As I mentioned in my email last month, this year the Eisteddfod is being held in Cardiff from 3-11 August in Cardiff Bay and the University is playing a central role. As well as sponsoring the Crown and having our usual Cardiff Tent, we are sponsoring the Science Tent and participating in a huge range of activities which cover many areas of the University from Creative Arts to History, Medicine, Pharmacy and Earth and Ocean Science. It is a great opportunity not only to showcase our research and the contribution we make to our local communities, but our commitment to Wales. This year there is a new series of events, Mâs ar y Maes, which is a collaboration between the LGBT community, Stonewall Cymru and the Eisteddfod. All in all it looks an exciting programme, so do make it if you can.
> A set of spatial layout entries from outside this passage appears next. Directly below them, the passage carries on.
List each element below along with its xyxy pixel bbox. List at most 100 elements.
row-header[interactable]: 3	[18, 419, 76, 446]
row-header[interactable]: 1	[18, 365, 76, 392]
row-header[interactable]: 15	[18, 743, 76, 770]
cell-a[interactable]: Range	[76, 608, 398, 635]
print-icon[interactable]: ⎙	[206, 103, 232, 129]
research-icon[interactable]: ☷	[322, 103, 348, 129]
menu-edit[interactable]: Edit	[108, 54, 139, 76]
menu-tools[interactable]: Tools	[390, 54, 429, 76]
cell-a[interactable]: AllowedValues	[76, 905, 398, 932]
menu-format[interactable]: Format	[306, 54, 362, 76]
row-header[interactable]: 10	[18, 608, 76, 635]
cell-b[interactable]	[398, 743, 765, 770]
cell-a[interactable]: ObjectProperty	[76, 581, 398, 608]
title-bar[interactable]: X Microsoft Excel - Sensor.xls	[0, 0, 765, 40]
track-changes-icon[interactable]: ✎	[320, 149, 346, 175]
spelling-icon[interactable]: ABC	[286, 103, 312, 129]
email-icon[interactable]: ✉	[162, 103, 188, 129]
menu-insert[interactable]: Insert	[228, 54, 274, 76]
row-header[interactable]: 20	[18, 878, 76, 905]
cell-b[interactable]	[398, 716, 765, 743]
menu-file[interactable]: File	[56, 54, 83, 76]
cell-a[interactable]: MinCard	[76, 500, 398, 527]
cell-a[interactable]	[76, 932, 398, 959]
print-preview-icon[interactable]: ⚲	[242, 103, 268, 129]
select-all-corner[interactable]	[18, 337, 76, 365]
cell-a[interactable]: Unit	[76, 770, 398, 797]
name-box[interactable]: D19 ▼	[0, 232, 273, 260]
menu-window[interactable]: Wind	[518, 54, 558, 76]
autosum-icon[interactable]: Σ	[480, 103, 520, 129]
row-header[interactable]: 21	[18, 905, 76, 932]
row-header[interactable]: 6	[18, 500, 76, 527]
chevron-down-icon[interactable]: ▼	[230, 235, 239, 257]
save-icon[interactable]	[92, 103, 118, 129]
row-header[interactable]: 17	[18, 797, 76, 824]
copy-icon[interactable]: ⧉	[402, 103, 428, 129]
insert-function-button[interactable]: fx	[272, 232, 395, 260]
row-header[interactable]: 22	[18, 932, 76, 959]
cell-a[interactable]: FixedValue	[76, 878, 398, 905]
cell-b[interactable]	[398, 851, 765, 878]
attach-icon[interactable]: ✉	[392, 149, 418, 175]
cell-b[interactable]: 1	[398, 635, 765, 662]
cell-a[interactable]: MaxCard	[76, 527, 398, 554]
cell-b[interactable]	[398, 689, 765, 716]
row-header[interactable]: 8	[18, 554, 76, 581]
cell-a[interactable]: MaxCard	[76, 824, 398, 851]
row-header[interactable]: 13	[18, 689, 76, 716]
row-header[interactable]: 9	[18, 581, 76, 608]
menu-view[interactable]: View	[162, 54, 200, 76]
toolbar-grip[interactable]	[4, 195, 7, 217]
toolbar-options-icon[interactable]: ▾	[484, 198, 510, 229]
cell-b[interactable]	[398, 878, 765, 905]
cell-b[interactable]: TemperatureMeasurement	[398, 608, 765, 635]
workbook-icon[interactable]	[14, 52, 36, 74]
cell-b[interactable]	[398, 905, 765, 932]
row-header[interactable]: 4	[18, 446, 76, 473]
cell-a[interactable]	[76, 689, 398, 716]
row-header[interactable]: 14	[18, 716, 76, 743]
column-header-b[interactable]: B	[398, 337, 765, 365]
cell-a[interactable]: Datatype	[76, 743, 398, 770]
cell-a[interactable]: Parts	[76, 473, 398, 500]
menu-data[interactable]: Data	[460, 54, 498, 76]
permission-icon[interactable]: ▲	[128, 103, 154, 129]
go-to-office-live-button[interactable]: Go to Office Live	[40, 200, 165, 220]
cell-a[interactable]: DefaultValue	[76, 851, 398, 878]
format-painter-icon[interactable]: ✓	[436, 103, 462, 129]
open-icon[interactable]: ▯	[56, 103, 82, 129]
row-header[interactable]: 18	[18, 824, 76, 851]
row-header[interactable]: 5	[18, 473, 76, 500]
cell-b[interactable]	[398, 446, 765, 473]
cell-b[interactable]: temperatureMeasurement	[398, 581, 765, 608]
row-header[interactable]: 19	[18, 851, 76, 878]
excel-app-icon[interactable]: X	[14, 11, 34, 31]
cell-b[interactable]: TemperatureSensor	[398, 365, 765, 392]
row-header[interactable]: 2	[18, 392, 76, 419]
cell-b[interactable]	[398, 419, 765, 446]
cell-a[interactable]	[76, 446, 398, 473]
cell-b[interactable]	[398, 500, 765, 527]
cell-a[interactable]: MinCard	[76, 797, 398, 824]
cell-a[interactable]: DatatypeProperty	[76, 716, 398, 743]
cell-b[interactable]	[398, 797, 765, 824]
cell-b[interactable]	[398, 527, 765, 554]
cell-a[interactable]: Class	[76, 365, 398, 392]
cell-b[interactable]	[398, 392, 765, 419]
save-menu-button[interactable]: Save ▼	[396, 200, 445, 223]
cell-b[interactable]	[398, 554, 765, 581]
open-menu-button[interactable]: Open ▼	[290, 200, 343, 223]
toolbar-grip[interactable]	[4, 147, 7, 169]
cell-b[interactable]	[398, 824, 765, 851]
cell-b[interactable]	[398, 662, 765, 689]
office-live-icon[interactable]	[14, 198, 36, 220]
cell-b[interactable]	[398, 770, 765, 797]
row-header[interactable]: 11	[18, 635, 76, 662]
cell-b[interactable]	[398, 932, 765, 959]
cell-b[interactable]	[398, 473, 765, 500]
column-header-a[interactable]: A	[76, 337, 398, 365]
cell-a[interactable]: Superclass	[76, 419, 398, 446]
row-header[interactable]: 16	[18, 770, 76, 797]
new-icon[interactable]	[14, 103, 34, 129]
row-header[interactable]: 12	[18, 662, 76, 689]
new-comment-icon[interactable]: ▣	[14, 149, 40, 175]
Finally, in a new league table Cardiff University was placed 1st in Wales and 32nd in Europe for the excellence of our teaching, while the latest Higher Education Statistics Agency (HESA) employment of leavers figures for 2016/2017 show that record numbers of our graduates have secured a job and/or continued with their studies six months after graduating. 95.7% of UK full-time Cardiff University undergraduates were employed and/or studying, amounting to 3,060 from a total of 3,195. This is the highest percentage since the figures began six years ago and above the current UK average of 94.6%.